Cherchez l'erreur! Le nombre de fonctionnaires à l'emploi de l'État québécois a augmenté depuis un an.
La présidente du Conseil du Trésor, Monique Gagnon-Tremblay, a mentionné, au cours de l'étude des crédits de son ministère, que le Québec a embauché 104 nouveaux employés, ce qui porte les effectifs totaux à 55 649. Il est utile de rappeler que, depuis cinq ans, le gouvernement a instauré une politique administrative qui mise sur l'attrition pour diminuer la taille de l'État.
4 500 emplois
En pratique, on ne remplace qu'un poste sur deux libéré par la prise de retraite de fonctionnaires. Selon le premier ministre Jean Charest, cette approche mesurée a éliminé 4 500 emplois dans le secteur public, soit une économie de un milliard de dollars pour les contribuables.

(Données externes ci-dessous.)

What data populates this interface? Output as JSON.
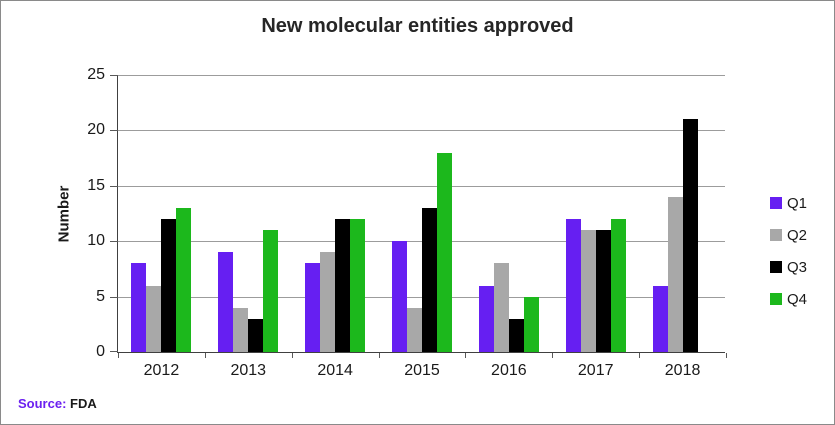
{
  "chart_data": {
    "type": "bar",
    "title": "New molecular entities approved",
    "xlabel": "",
    "ylabel": "Number",
    "categories": [
      "2012",
      "2013",
      "2014",
      "2015",
      "2016",
      "2017",
      "2018"
    ],
    "series": [
      {
        "name": "Q1",
        "color": "#661ff2",
        "values": [
          8,
          9,
          8,
          10,
          6,
          12,
          6
        ]
      },
      {
        "name": "Q2",
        "color": "#a8a8a8",
        "values": [
          6,
          4,
          9,
          4,
          8,
          11,
          14
        ]
      },
      {
        "name": "Q3",
        "color": "#000000",
        "values": [
          12,
          3,
          12,
          13,
          3,
          11,
          21
        ]
      },
      {
        "name": "Q4",
        "color": "#1cb81c",
        "values": [
          13,
          11,
          12,
          18,
          5,
          12,
          null
        ]
      }
    ],
    "ylim": [
      0,
      25
    ],
    "yticks": [
      0,
      5,
      10,
      15,
      20,
      25
    ],
    "grid": true,
    "legend_position": "right"
  },
  "source": {
    "label": "Source:",
    "value": "FDA"
  }
}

Dans le budget Bachand, on retrouve un tableau sur l'évolution des effectifs de la fonction publique depuis 10 ans. On est passé, durant cette décennie, de 52 916 fonctionnaires à plus de 55 000 avec des variations. Le sommet a été atteint en 2005-2006, à 57 074, et il a redescendu par la suite. À l'arrivée des libéraux au pouvoir, en 2003, on dénombrait sensiblement le même nombre de fonctionnaires qu'aujourd'hui. Sous le règne libéral, la diminution réelle aurait été de 3 240 fonctionnaires en bout de ligne.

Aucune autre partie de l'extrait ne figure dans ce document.